In each pair, the first version tells you what someone else does. The second tells you what you should do. You also avoid a tricky issue—whether to call the user "he" or "she."

Less Is More

When I was in the 5th grade and Mrs. Hosmer made us write a 100-word essay about the Statue of Liberty, I cheated. To bump up my word count and finish sooner, I used elaborate wording and all the padding I could think of. It didn't fool Mrs. Hosmer, and it made for terrible reading. When I tried the same dumb* trick as a college freshman, the professor wrote this on my paper: "Your technical mastery of the English language is matched only by your poverty of intellect." Busted!*

You don't have a minimum word count. Instead, use the minimum number of words—plain, obvious words—to make things clear. If you force people to wade through your text, they won't.

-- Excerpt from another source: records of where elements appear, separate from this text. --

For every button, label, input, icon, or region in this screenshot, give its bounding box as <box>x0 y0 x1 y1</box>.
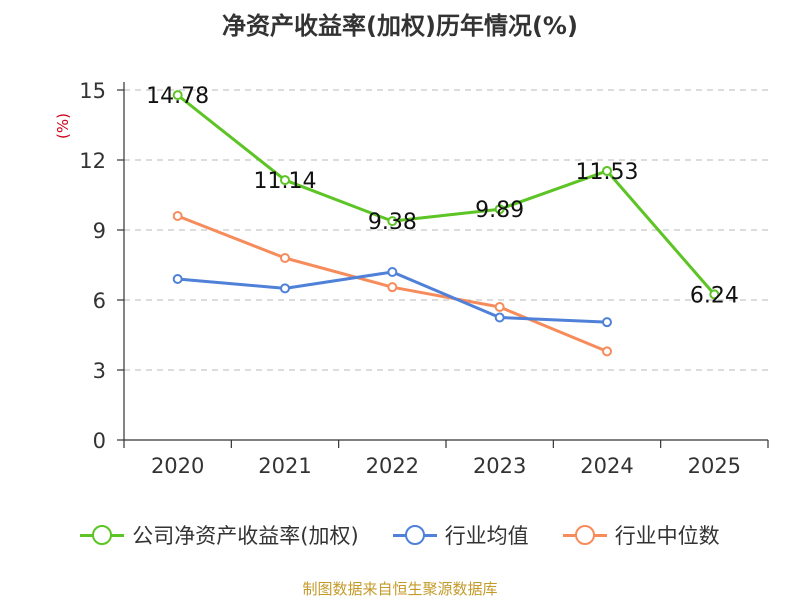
data-point <box>387 216 398 227</box>
legend-marker-icon <box>392 524 437 546</box>
data-point <box>280 283 290 294</box>
data-label: 14.78 <box>146 84 209 109</box>
series-line <box>177 270 608 324</box>
data-label: 11.53 <box>576 160 639 185</box>
y-tick-label: 15 <box>79 79 106 103</box>
data-point <box>494 312 505 323</box>
data-point <box>172 211 183 221</box>
legend-item-company[interactable]: 公司净资产收益率(加权) <box>80 520 359 550</box>
data-point <box>602 317 612 328</box>
data-label: 9.89 <box>475 198 524 223</box>
data-point <box>172 90 183 101</box>
x-tick-label: 2022 <box>366 454 419 478</box>
data-point <box>494 302 505 312</box>
legend-marker-icon <box>562 524 607 546</box>
data-source-footer: 制图数据来自恒生聚源数据库 <box>302 580 498 598</box>
legend-item-industry-median[interactable]: 行业中位数 <box>562 520 720 550</box>
data-label: 9.38 <box>368 210 417 235</box>
chart-legend: 公司净资产收益率(加权) 行业均值 行业中位数 <box>0 520 800 550</box>
x-tick-label: 2023 <box>473 454 526 478</box>
x-tick-label: 2021 <box>258 454 311 478</box>
data-label: 11.14 <box>254 169 317 194</box>
data-point <box>602 346 612 357</box>
y-tick-label: 0 <box>93 429 106 453</box>
data-point <box>280 253 290 263</box>
x-tick-label: 2020 <box>151 454 204 478</box>
legend-label: 行业均值 <box>444 524 529 548</box>
y-tick-label: 9 <box>93 219 106 243</box>
series-line <box>176 93 716 296</box>
chart-title: 净资产收益率(加权)历年情况(%) <box>222 12 578 40</box>
legend-label: 公司净资产收益率(加权) <box>132 524 359 548</box>
legend-item-industry-mean[interactable]: 行业均值 <box>392 520 529 550</box>
data-point <box>709 289 720 300</box>
data-point <box>172 274 183 284</box>
legend-label: 行业中位数 <box>614 524 720 548</box>
data-point <box>280 175 290 186</box>
data-label: 6.24 <box>690 283 739 308</box>
data-point <box>494 204 505 215</box>
legend-marker-icon <box>80 524 125 546</box>
y-tick-label: 3 <box>93 359 106 383</box>
y-axis-label: (%) <box>54 113 72 139</box>
data-point <box>387 267 398 277</box>
x-tick-label: 2025 <box>688 454 741 478</box>
y-tick-label: 6 <box>93 289 106 313</box>
data-point <box>602 165 612 176</box>
y-tick-label: 12 <box>79 149 106 173</box>
data-point <box>387 282 398 293</box>
x-tick-label: 2024 <box>580 454 633 478</box>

They'll just quit visiting your website.

*DISCLAIMER—DON'T USE SLANG IN YOUR WRITING AT WORK

These GrammarGrams are written in standard colloquial English, because this is a very friendly website and we're talking to fellow designers. In your job, use standard informal English, as if you're talking to your grandfather, the CEO of your company, or your pastor if you have one. Don't say "dumb" or "busted" like I did, because it's slang and your boss probably won't like it. If you're in advertising, though, slang away!